Bhaskar was enjoying our company and we were now enjoying his. He told us stories with riddles that tested our knowledge of wildlife, recited poems he had written on delicate treasures of the forest, narrated accounts of his interactions with long-lens-wielding wildlife photographers and the young researcher from Pune, who taught him how to handle snakes.

Swati, my colleague, pointed to a bare white tree that we drove past. Bhaskar knew it, of course. He told us that the bark of the tree changed colour at least three times a year. My knowledge of botany (incorrect, as it turned out) kicked in unexpectedly. “It’s the Naked Lady of the Forest,” I said and turned to Bhaskar, adding half in jest, “Why is it called the naked lady and not a naked man?” Bhaskar’s reply was prompt: “It’s the king who decides—and what are we to say?” It was only days later that I realised I was wrong. The tree was the Ghost Tree, Sterculia urens. Bhaskar hadn’t known either.

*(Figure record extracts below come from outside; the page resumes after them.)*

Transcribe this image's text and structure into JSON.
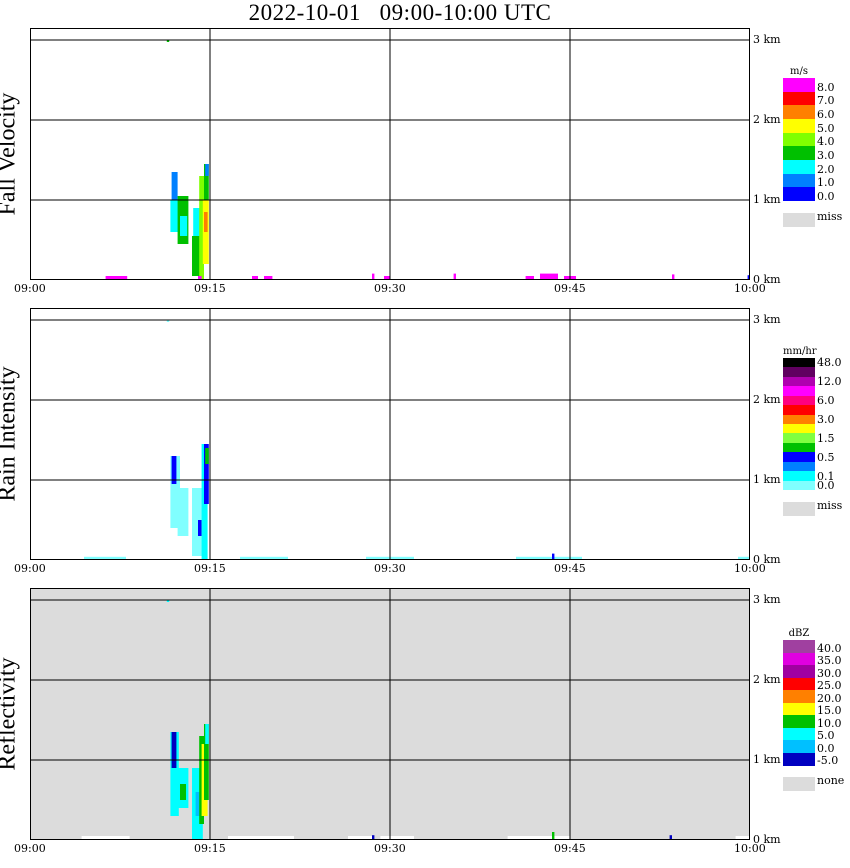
{
  "title": "2022-10-01   09:00-10:00 UTC",
  "chart_data": [
    {
      "type": "heatmap",
      "ylabel": "Fall Velocity",
      "xlim_minutes": [
        0,
        60
      ],
      "ylim_km": [
        0,
        3.15
      ],
      "x_ticks": [
        "09:00",
        "09:15",
        "09:30",
        "09:45",
        "10:00"
      ],
      "y_ticks": [
        "0 km",
        "1 km",
        "2 km",
        "3 km"
      ],
      "background": "#ffffff",
      "colorbar": {
        "unit": "m/s",
        "levels": [
          0,
          1,
          2,
          3,
          4,
          5,
          6,
          7,
          8
        ],
        "colors": [
          "#0000ff",
          "#0080ff",
          "#00ffff",
          "#00c000",
          "#80ff00",
          "#ffff00",
          "#ff8000",
          "#ff0000",
          "#ff00ff"
        ],
        "labels": [
          {
            "text": "8.0",
            "after_band": 1
          },
          {
            "text": "7.0",
            "after_band": 2
          },
          {
            "text": "6.0",
            "after_band": 3
          },
          {
            "text": "5.0",
            "after_band": 4
          },
          {
            "text": "4.0",
            "after_band": 5
          },
          {
            "text": "3.0",
            "after_band": 6
          },
          {
            "text": "2.0",
            "after_band": 7
          },
          {
            "text": "1.0",
            "after_band": 8
          },
          {
            "text": "0.0",
            "after_band": 9
          }
        ],
        "missing_label": "miss"
      },
      "echoes": [
        [
          11.8,
          12.3,
          0.95,
          1.35,
          1.5
        ],
        [
          11.7,
          12.5,
          0.6,
          1.0,
          2.5
        ],
        [
          12.3,
          13.2,
          0.45,
          1.05,
          3.5
        ],
        [
          12.5,
          13.1,
          0.55,
          0.8,
          2.5
        ],
        [
          13.6,
          14.4,
          0.3,
          0.9,
          2.5
        ],
        [
          13.5,
          14.5,
          0.05,
          0.55,
          3.5
        ],
        [
          14.1,
          14.5,
          0.0,
          1.3,
          4.5
        ],
        [
          14.4,
          14.9,
          0.2,
          1.0,
          5.5
        ],
        [
          14.5,
          14.8,
          0.6,
          0.85,
          6.5
        ],
        [
          14.5,
          14.9,
          1.0,
          1.45,
          3.5
        ],
        [
          14.6,
          14.9,
          1.3,
          1.45,
          1.5
        ],
        [
          14.0,
          14.3,
          0.0,
          0.05,
          8.5
        ],
        [
          11.4,
          11.6,
          2.98,
          3.0,
          3.5
        ],
        [
          6.3,
          8.1,
          0.0,
          0.05,
          8.5
        ],
        [
          18.5,
          19.0,
          0.0,
          0.05,
          8.5
        ],
        [
          19.5,
          20.2,
          0.0,
          0.05,
          8.5
        ],
        [
          28.5,
          28.7,
          0.0,
          0.08,
          8.5
        ],
        [
          29.5,
          30.0,
          0.0,
          0.05,
          8.5
        ],
        [
          35.3,
          35.5,
          0.0,
          0.08,
          8.5
        ],
        [
          41.3,
          42.0,
          0.0,
          0.05,
          8.5
        ],
        [
          42.5,
          44.0,
          0.0,
          0.08,
          8.5
        ],
        [
          44.5,
          45.5,
          0.0,
          0.05,
          8.5
        ],
        [
          53.5,
          53.7,
          0.0,
          0.07,
          8.5
        ],
        [
          59.8,
          60.0,
          0.0,
          0.06,
          0.5
        ]
      ]
    },
    {
      "type": "heatmap",
      "ylabel": "Rain Intensity",
      "xlim_minutes": [
        0,
        60
      ],
      "ylim_km": [
        0,
        3.15
      ],
      "x_ticks": [
        "09:00",
        "09:15",
        "09:30",
        "09:45",
        "10:00"
      ],
      "y_ticks": [
        "0 km",
        "1 km",
        "2 km",
        "3 km"
      ],
      "background": "#ffffff",
      "colorbar": {
        "unit": "mm/hr",
        "levels": [
          0,
          0.1,
          0.25,
          0.5,
          1,
          1.5,
          2,
          3,
          4.5,
          6,
          9,
          12,
          24,
          48
        ],
        "colors": [
          "#80ffff",
          "#00ffff",
          "#0080ff",
          "#0000ff",
          "#00c000",
          "#80ff40",
          "#ffff00",
          "#ff8000",
          "#ff0000",
          "#ff0080",
          "#ff00ff",
          "#b000b0",
          "#600060",
          "#000000"
        ],
        "labels": [
          {
            "text": "48.0",
            "after_band": 1
          },
          {
            "text": "12.0",
            "after_band": 3
          },
          {
            "text": "6.0",
            "after_band": 5
          },
          {
            "text": "3.0",
            "after_band": 7
          },
          {
            "text": "1.5",
            "after_band": 9
          },
          {
            "text": "0.5",
            "after_band": 11
          },
          {
            "text": "0.1",
            "after_band": 13
          },
          {
            "text": "0.0",
            "after_band": 14
          }
        ],
        "missing_label": "miss"
      },
      "echoes": [
        [
          11.7,
          12.5,
          0.4,
          1.3,
          0.05
        ],
        [
          11.8,
          12.2,
          0.95,
          1.3,
          0.6
        ],
        [
          12.3,
          13.2,
          0.3,
          0.9,
          0.05
        ],
        [
          13.5,
          14.4,
          0.05,
          0.9,
          0.05
        ],
        [
          14.0,
          14.3,
          0.3,
          0.5,
          0.6
        ],
        [
          14.3,
          14.8,
          0.0,
          1.45,
          0.15
        ],
        [
          14.5,
          14.9,
          0.7,
          1.45,
          0.6
        ],
        [
          14.6,
          14.9,
          1.2,
          1.4,
          1.2
        ],
        [
          11.4,
          11.6,
          2.98,
          3.0,
          0.05
        ],
        [
          4.5,
          8.0,
          0.0,
          0.04,
          0.05
        ],
        [
          17.5,
          21.5,
          0.0,
          0.04,
          0.05
        ],
        [
          28.0,
          32.0,
          0.0,
          0.04,
          0.05
        ],
        [
          40.5,
          46.0,
          0.0,
          0.04,
          0.05
        ],
        [
          43.5,
          43.7,
          0.0,
          0.08,
          0.6
        ],
        [
          59.0,
          60.0,
          0.0,
          0.04,
          0.05
        ]
      ]
    },
    {
      "type": "heatmap",
      "ylabel": "Reflectivity",
      "xlim_minutes": [
        0,
        60
      ],
      "ylim_km": [
        0,
        3.15
      ],
      "x_ticks": [
        "09:00",
        "09:15",
        "09:30",
        "09:45",
        "10:00"
      ],
      "y_ticks": [
        "0 km",
        "1 km",
        "2 km",
        "3 km"
      ],
      "background": "#dcdcdc",
      "colorbar": {
        "unit": "dBZ",
        "levels": [
          -5,
          0,
          5,
          10,
          15,
          20,
          25,
          30,
          35,
          40
        ],
        "colors": [
          "#0000c0",
          "#00c0ff",
          "#00ffff",
          "#00c000",
          "#ffff00",
          "#ff8000",
          "#ff0000",
          "#a000a0",
          "#e000e0",
          "#a040a0"
        ],
        "labels": [
          {
            "text": "40.0",
            "after_band": 1
          },
          {
            "text": "35.0",
            "after_band": 2
          },
          {
            "text": "30.0",
            "after_band": 3
          },
          {
            "text": "25.0",
            "after_band": 4
          },
          {
            "text": "20.0",
            "after_band": 5
          },
          {
            "text": "15.0",
            "after_band": 6
          },
          {
            "text": "10.0",
            "after_band": 7
          },
          {
            "text": "5.0",
            "after_band": 8
          },
          {
            "text": "0.0",
            "after_band": 9
          },
          {
            "text": "-5.0",
            "after_band": 10
          }
        ],
        "missing_label": "none"
      },
      "echoes": [
        [
          11.7,
          12.4,
          0.3,
          1.35,
          7
        ],
        [
          11.8,
          12.2,
          0.9,
          1.35,
          -2
        ],
        [
          12.3,
          13.2,
          0.4,
          0.9,
          7
        ],
        [
          12.5,
          13.0,
          0.5,
          0.7,
          12
        ],
        [
          13.5,
          14.4,
          0.0,
          0.9,
          7
        ],
        [
          13.8,
          14.3,
          0.3,
          0.6,
          2
        ],
        [
          14.1,
          14.5,
          0.2,
          1.3,
          12
        ],
        [
          14.3,
          14.8,
          0.3,
          1.2,
          17
        ],
        [
          14.5,
          14.9,
          0.5,
          1.45,
          12
        ],
        [
          14.6,
          14.9,
          1.2,
          1.45,
          7
        ],
        [
          11.4,
          11.6,
          2.98,
          3.0,
          7
        ],
        [
          4.3,
          8.3,
          0.0,
          0.05,
          99
        ],
        [
          16.5,
          22.0,
          0.0,
          0.05,
          99
        ],
        [
          26.5,
          28.5,
          0.0,
          0.05,
          99
        ],
        [
          28.5,
          28.7,
          0.0,
          0.06,
          -2
        ],
        [
          29.2,
          32.0,
          0.0,
          0.05,
          99
        ],
        [
          39.8,
          45.0,
          0.0,
          0.05,
          99
        ],
        [
          43.5,
          43.7,
          0.0,
          0.1,
          12
        ],
        [
          53.3,
          53.5,
          0.0,
          0.06,
          -2
        ],
        [
          58.8,
          60.0,
          0.0,
          0.05,
          99
        ]
      ]
    }
  ]
}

The serious wildlife lessons, meanwhile, were also getting interspersed with other juicy gossip—about tour operators from Nagpur and beyond, the resort owners around Tadoba and their rich clientele, wildlife researchers and their research, forest staff and their difficult life in the wilds, and how the new reserve director was a good fellow and how his predecessor was shunted out because of differences with the boss in Nagpur. (Now you know why I’ve called Bhaskar, Bhaskar!)

And, finally, about the halkat. We were on the last leg of that morning safari and Bhaskar had been telling us how the forest had so many different things to offer. “I don’t understand,” he said, “why tourists are interested only in the tiger.” As if on cue, a bright yellow Maruti Gypsy appeared around the bend by the stream. “These,” said Bhaskar, as they went by, “are the halkat tourists of Tadoba. They’re after the tiger as if their life depends on it. And look at that vehicle—do you go into a forest with a vehicle that colour?”

Tailpiece 1: Gossip is a wild sword that swings free in the wind. If on your next trip to Tadoba you hear stories of a group of tourists that was less interested in tigers and more in gossip, please let me know at

Tailpiece 2: We didn’t see the tiger during our two-day stay at Tadoba; other halkat tourists did.